AI cannot behave responsibly. Only natural persons can. I have previously written about this:
In a vital sense, humans have a “moat” about them, with respect to human society, that no AI can cross. AI can pretend to be a part of society, it can interact with human society, but it cannot actually be a part of society. In the world of business, this matters. Here’s how it matters: Those of you who’ve read my self-education book Secrets of a Buccaneer-Scholar are aware that I dropped out of high school at 16 and became a video game programmer. But my employer had a problem: a 16 year-old cannot enter into a binding contract. The solution was for me to become an “emancipated minor” in the state of California. That legal status allowed me to fully participate in the economic side of society, because I could be held responsible for a breach of contract. There is no such legal status for an AI tool.
Whatever services define a business, there is a necessary web of responsibilities required to make those services safe and reliable. In exactly the same way that removing the rule of law would destroy the conditions needed for a robust economy, disclaiming all responsibility also makes business impossible. Now that AI is widespread, we must be crystal clear about this.
To this end, I have created a new set piece reference document. It’s a concise description of the logic behind responsible work and specifically how that relates to the use of AI. You can download the nice version of it here, with footnotes.
Here is the text:
Principles of Responsible Work
by James Bach, Jon Bach, and Michael Bolton
- Every non-trivial business comprises some set of services that enable it to function. Examples include sales, accounting, R&D, customer support, etc. These services must be sufficiently reliable or else the business will collapse.
- Every service entails the risk of failure. When failures occur, the business must be able to recognize them and recover. In regulated industries, risk management may be subject to specific process mandates.

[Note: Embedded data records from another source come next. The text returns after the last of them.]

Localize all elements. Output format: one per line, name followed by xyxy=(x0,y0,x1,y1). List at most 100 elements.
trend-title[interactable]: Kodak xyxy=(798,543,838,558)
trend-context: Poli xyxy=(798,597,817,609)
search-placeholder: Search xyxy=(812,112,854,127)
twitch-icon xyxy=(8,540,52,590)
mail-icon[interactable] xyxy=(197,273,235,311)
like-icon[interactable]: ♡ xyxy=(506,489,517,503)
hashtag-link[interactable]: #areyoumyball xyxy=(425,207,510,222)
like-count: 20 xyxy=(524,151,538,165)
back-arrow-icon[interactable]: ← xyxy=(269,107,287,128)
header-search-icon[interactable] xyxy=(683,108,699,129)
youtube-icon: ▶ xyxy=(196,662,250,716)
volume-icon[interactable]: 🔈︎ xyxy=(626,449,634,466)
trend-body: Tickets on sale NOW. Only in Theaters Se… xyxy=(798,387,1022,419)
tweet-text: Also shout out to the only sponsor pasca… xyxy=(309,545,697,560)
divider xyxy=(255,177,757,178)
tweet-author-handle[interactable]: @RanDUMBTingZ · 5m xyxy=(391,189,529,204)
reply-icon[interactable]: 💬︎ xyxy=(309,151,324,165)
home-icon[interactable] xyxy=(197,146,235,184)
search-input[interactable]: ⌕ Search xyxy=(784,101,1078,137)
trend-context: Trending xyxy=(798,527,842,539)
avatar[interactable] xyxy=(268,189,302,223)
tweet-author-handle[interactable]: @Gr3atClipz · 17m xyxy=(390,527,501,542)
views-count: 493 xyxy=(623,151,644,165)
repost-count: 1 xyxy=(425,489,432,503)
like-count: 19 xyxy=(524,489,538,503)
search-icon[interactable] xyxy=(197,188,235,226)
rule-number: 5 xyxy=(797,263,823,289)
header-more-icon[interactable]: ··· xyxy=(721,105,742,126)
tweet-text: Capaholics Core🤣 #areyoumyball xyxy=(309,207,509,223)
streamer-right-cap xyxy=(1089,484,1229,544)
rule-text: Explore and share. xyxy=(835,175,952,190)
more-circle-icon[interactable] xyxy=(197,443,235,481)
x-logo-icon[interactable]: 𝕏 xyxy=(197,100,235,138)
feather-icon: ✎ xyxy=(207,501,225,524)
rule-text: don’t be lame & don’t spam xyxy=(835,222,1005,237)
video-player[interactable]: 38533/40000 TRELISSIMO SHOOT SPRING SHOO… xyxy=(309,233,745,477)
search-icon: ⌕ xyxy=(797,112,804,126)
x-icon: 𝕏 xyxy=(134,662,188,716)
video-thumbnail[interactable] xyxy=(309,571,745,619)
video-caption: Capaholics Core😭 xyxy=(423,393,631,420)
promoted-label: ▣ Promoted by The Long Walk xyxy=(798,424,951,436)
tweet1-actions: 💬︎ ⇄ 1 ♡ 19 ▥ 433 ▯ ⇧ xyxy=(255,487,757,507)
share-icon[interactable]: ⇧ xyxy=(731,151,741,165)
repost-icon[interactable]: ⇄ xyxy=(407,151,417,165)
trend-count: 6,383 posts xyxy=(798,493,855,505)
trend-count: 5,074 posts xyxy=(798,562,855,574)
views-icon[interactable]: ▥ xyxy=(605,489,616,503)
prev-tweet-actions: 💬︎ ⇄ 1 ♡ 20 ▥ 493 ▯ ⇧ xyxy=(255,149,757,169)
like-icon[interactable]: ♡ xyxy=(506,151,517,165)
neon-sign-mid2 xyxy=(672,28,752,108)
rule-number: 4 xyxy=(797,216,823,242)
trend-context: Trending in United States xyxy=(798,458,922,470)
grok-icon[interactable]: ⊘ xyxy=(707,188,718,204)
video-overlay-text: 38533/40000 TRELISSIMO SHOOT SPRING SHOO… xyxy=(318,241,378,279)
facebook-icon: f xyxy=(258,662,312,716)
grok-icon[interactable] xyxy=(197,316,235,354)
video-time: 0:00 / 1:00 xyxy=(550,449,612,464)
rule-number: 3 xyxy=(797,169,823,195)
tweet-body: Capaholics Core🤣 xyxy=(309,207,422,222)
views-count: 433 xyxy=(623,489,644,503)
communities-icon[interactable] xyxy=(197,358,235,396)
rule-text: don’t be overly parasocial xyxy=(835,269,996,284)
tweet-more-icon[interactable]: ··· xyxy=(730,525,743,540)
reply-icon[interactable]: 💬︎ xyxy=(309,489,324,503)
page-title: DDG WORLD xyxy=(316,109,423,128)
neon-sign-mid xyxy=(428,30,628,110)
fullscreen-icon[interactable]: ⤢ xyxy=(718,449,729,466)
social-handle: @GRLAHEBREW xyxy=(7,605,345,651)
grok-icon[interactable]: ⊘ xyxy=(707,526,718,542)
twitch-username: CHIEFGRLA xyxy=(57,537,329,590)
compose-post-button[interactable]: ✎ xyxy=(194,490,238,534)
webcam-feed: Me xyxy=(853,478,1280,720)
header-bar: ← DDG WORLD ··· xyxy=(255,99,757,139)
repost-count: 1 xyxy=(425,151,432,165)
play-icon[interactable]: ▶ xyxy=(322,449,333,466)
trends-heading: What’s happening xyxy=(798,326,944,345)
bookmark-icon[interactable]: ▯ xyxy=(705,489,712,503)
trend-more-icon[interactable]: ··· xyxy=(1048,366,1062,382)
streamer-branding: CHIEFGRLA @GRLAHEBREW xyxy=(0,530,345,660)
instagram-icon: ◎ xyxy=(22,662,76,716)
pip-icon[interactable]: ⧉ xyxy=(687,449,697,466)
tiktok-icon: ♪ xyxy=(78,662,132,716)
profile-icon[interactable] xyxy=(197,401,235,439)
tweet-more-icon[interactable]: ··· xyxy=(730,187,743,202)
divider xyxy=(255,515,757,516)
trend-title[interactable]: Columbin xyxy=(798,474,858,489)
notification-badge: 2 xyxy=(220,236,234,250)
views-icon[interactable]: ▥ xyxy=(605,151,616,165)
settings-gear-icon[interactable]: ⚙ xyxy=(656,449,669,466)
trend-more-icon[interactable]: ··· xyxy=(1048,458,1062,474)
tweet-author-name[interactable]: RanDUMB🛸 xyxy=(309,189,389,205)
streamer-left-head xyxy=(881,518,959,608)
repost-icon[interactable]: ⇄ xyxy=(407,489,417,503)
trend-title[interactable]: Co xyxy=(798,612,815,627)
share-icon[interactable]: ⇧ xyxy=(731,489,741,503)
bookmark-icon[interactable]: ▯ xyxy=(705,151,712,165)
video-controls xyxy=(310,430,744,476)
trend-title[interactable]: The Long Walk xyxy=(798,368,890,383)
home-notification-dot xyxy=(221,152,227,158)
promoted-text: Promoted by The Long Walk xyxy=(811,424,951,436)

- A “responsible person” is a natural person in a business who is reasonably competent, prepared, and accountable for some service that sustains or defines that business. No matter what tools or processes are used within a business, someone must be responsible for them. To bear responsibility, a person must have sufficient capacity. For instance, neither a child nor a tool (such as AI) has the capacity (either legally or socially) to bear responsibility. Even adult humans may lack capacity, such as when an airline pilot has had insufficient sleep or is under the influence of drugs.
- A “responsible service” is one that is performed in good faith by a responsible person. This may include interpreting and following procedures, improving skills, anticipating problems, and reporting to relevant authorities or clients, both inside and outside the business.
- Responsible services may incorporate any manner of tool, as long as the person performing that service can operate the tool safely and legally. The effort and skill required to operate a tool safely increases with the complexity of the tool, the obscurity of its output, the amount of output produced per unit of time, and the baseline reliability of the tool when performing that task.
- Responsibility can be taken, shared, declined, or delegated, as long as there is a clear and reasonable protocol for doing so. In the absence of such a protocol, the business is vulnerable to accusations of negligence. This is a principal topic of common law and the law of contracts, although specific laws and regulations may constrain how a business can distribute responsibility.
- Therefore, to avoid inefficiency, poor quality, and legal trouble, businesses must develop and maintain clear lines of responsibility, assure competence and readiness among responsible persons, put reliable tools in place, and maintain appropriate oversight of any delegated responsibility.
Responsible Operation of AI
- AI cannot bear responsibility. AI is not a responsible person, and it would be meaningless to speak of a tool that operates in “good faith.” Therefore, it cannot provide a responsible service, nor can responsibility be delegated to it.
- An “AI agent” is always a tool operated by a natural person, irrespective of whether the person is monitoring it in real-time.
- Thus, the operator of an AI agent always bears responsibility for its work.
- The responsible operator cannot merely prompt and pray; they must assure adequate quality of the work.
Therefore, the operator must…
- be sufficiently skilled in the use of the AI tool.
- be sufficiently prepared to operate the tool in that context.
- be sufficiently alert to risks, anomalies, or defects that may occur in the work.
- feel empowered (and actually have the power) to reject or remediate any work done by AI. Otherwise, the operator becomes a scapegoat, a “moral crumple zone.”
- avoid cognitive overload, excessive cognitive debt, and cognitive surrender.